Operator tooling tarball (release-only)
Bundles operator-orchestrator Docker image + mock-suite-sat-service Docker image + their compose file + a verification script + the documentation under _docs/02_document/. The tarball is uploaded to the release bucket alongside the JetPack image.
Caching Strategy
| Cache | Key | Restore Keys |
|---|---|---|
| Python deps (Tier-1) | pyproject.toml hash + Python version |
Python version only |
| C++ build deps (Tier-1) | cmake/dependencies.cmake hash |
n/a — full rebuild on change |
| Docker layers (Tier-1) | Dockerfile hash + dep-file hashes |
Dockerfile hash |
| TRT engine cache (Tier-2) | manifest hash from _docs/02_document/data_model.md § 2.4 (engine_cache_bundle_hash) |
none (engine cache is per-tuple; reuse only on exact tuple match) |
| Tier-1 build artifacts | git-sha |
branch name |
| Replay fixtures | tests/fixtures/flight_derkachi/ content hash |
n/a |
Parallelization
push → [ lint || unit (parallel per component) ] (Tier-1)
→ integration (Tier-1; sequential)
→ build matrix [deployment, research] (Tier-1; parallel)
→ [ SBOM diff || security ] (Tier-1; parallel)
→ push images (Tier-1; merge events only)
→ [ Tier-2 build || Tier-1 release prep (on tag) ] (parallel)
→ AC-bound NFTs (Tier-2; on merge events; sequential per scenario, parallel where the AC allows)
→ release (on tag; sequential)
Tier-1 stages from lint through push images typically complete in ≤ 12 min; Tier-2 NFTs take 1–4 h depending on the replay corpus length and the active scenario set.
Notifications
| Event | Channel | Recipients |
|---|---|---|
| Build failure (Tier-1) | Slack #gps-denied-ci |
onboard team |
| Tier-2 NFT failure | Slack #gps-denied-ci + email |
onboard team + safety reviewer |
| Security alert (CVE block) | Slack #gps-denied-ci + email |
onboard team + suite security |
| SBOM diff fail (ADR-002) | Slack #gps-denied-ci + PR comment |
PR author |
| Deploy success (release) | Slack #gps-denied-releases |
suite-wide |
| JetPack image signature mismatch | Slack #gps-denied-ci + email + page |
release engineer + safety reviewer |
Manual-trigger override
Initially, AC-bound NFTs may run on manual trigger only while the Tier-2 runner is being provisioned and the test fixtures are being authored. Until that gating is removed, the merge gate on dev excludes Tier-2; stage and main retain the full gate. The exception is documented in _docs/02_document/deployment/deployment_procedures.md § Tier-2 enablement.

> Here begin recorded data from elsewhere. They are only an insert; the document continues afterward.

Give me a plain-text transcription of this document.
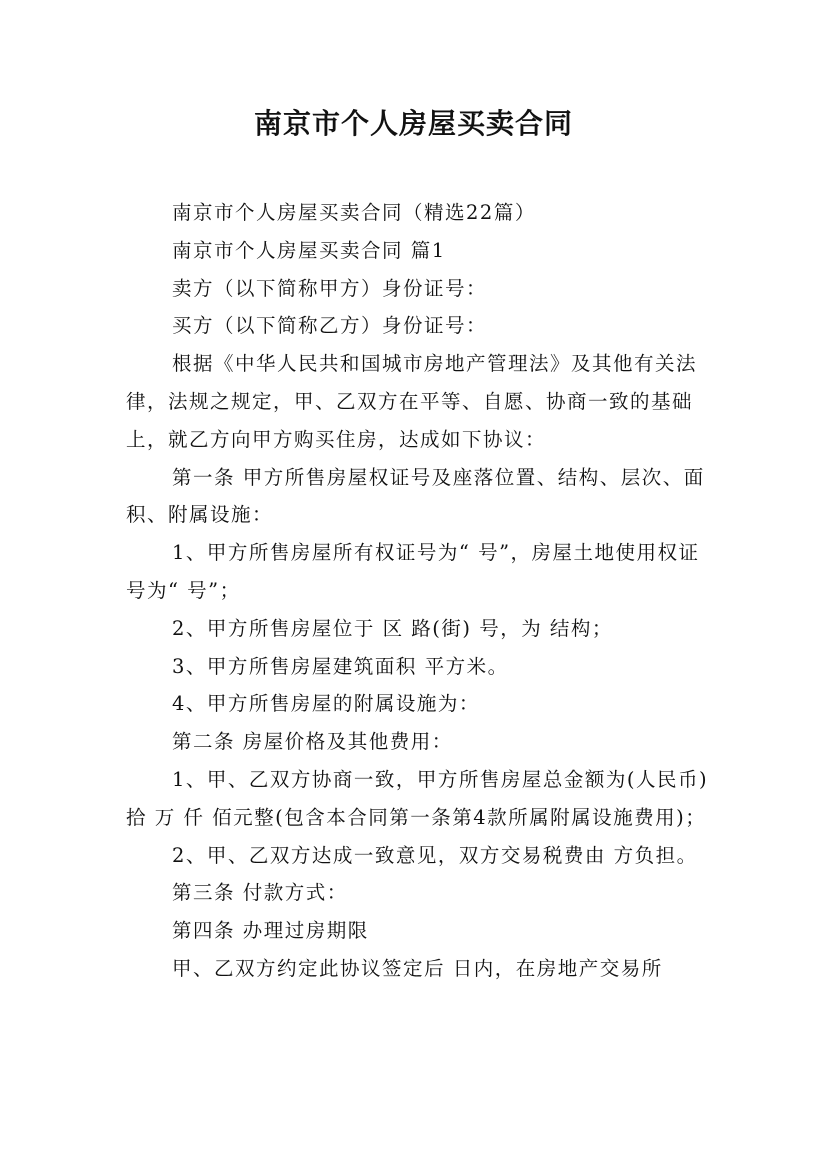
南京市个人房屋买卖合同

南京市个人房屋买卖合同（精选22篇）

南京市个人房屋买卖合同 篇1

卖方（以下简称甲方）身份证号：

买方（以下简称乙方）身份证号：

根据《中华人民共和国城市房地产管理法》及其他有关法律，法规之规定，甲、乙双方在平等、自愿、协商一致的基础上，就乙方向甲方购买住房，达成如下协议：

第一条 甲方所售房屋权证号及座落位置、结构、层次、面积、附属设施：

1、甲方所售房屋所有权证号为“ 号”，房屋土地使用权证号为“ 号”；

2、甲方所售房屋位于 区 路(街) 号，为 结构；

3、甲方所售房屋建筑面积 平方米。

4、甲方所售房屋的附属设施为：

第二条 房屋价格及其他费用：

1、甲、乙双方协商一致，甲方所售房屋总金额为(人民币) 拾 万 仟 佰元整(包含本合同第一条第4款所属附属设施费用)；

2、甲、乙双方达成一致意见，双方交易税费由 方负担。

第三条 付款方式：

第四条 办理过房期限

甲、乙双方约定此协议签定后 日内，在房地产交易所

Reference: Woodpecker CI two-workflow contract
The parent suite uses Woodpecker for some sibling components. If the project decides to migrate from GitHub Actions to Woodpecker, the canonical contract from .cursor/skills/deploy/templates/ci_cd_pipeline.md § Reference Implementation applies (.woodpecker/01-test.yml + .woodpecker/02-build-push.yml, multi-arch matrix). Migration is an explicit decision, NOT current state — current pipeline is GitHub Actions plus a self-hosted Jetson runner.